É claro que, para isso, professores e escolas precisam estar preparados para as adaptações e gerenciamentos exigidos por um efetivo acesso às informações e conhecimentos por parte de estudantes com deficiência. Não se trata apenas do acesso físico ao ambiente escolar, mas também à participação e a todos os recursos necessários para o desenvolvimento da aprendizagem e a construção da autonomia. Nada disso é possível, porém, sem um diálogo constante com as famílias e, sobretudo, sem investimentos e políticas públicas.

O decreto bolsonarista caminha na contramão dessa concepção e representa um profundo retrocesso no que vinha sendo consolidado em relação ao direito das pessoas com deficiência à educação. Tanto é assim que, na última semana, liminar concedida pelo ministro Dias Toffoli, do Supremo Tribunal Federal (STF), suspendeu a medida do governo Bolsonaro, sob o acertado argumento de que a norma “pode vir a fundamentar políticas públicas que fragilizam o imperativo da inclusão de alunos com deficiência, transtornos globais do desenvolvimento e altas habilidades ou superdotação na rede regular de ensino”. Como já noticiado pela imprensa, a liminar será submetida ao plenário virtual do STF a partir de 11 de dezembro, em sessão prevista para durar uma semana, prazo para que o advogado-geral da União, José Levi do Amaral Júnior, o procurador-geral da República, Augusto Aras, e o conjunto dos ministros se manifestem.

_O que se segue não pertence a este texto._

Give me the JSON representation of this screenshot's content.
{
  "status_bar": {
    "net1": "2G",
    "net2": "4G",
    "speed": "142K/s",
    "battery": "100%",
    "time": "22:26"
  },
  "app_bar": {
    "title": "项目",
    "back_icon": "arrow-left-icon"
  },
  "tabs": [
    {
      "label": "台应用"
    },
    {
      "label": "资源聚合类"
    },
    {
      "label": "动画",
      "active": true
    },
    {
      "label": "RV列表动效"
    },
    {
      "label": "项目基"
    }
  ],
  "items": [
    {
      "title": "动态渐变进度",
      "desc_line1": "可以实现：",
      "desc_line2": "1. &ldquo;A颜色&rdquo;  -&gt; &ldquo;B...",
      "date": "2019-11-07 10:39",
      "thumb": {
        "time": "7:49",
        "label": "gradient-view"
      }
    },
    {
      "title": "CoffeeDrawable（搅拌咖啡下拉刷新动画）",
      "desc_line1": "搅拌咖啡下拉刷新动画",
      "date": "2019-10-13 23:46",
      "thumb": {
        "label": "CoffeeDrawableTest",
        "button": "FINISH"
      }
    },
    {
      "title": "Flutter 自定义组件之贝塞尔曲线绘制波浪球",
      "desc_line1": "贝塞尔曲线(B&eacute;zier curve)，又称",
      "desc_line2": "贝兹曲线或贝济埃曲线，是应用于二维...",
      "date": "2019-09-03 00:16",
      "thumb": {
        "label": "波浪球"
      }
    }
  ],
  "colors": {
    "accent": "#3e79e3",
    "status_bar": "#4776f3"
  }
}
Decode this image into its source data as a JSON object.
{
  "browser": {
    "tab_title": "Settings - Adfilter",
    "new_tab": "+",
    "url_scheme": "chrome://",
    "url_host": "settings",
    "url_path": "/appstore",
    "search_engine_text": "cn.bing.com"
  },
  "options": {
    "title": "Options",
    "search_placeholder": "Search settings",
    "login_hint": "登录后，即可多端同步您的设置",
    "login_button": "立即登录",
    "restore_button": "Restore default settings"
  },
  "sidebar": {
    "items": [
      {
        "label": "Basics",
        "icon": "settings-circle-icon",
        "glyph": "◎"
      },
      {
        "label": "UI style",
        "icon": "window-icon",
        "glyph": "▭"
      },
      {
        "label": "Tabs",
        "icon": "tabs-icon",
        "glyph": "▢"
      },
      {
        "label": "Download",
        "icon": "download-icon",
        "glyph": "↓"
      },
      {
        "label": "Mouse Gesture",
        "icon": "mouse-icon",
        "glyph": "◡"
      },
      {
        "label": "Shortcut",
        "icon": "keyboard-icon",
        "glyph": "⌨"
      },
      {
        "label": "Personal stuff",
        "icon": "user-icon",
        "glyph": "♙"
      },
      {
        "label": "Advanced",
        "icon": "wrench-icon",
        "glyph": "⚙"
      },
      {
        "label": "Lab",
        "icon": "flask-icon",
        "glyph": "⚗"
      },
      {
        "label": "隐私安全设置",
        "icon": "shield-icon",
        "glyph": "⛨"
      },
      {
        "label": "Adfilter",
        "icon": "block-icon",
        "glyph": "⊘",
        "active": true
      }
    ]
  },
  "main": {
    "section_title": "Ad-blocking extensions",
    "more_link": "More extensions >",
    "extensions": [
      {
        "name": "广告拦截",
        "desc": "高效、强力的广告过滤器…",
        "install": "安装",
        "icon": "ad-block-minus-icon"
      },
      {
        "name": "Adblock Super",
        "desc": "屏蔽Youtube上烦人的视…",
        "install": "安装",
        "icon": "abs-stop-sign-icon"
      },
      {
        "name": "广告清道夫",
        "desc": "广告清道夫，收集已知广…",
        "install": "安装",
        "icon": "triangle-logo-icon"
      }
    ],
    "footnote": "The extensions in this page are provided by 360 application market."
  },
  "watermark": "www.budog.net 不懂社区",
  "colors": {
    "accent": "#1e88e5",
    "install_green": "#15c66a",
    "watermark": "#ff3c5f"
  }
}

É interessante o simbolismo da data de início do julgamento. Dois dias antes, 9 de dezembro, no Brasil, marca-se o Dia Nacional da Criança Especial, que tem como uma de suas prerrogativas o fato de que essas crianças têm não apenas o direito, mas a necessidade de cursar uma escola normal. Dois dias depois, 13 de dezembro, comemoram-se os 14 anos da Convenção sobre os Direitos das Pessoas com Deficiência. No exato meio de ambas, a expectativa de início de uma decisão que pode levar uma semana — se, como se espera, o STF referendar a liminar de Toffoli e confirmar a derrubada do decreto — ou, caso contrário, durar décadas de retrocesso.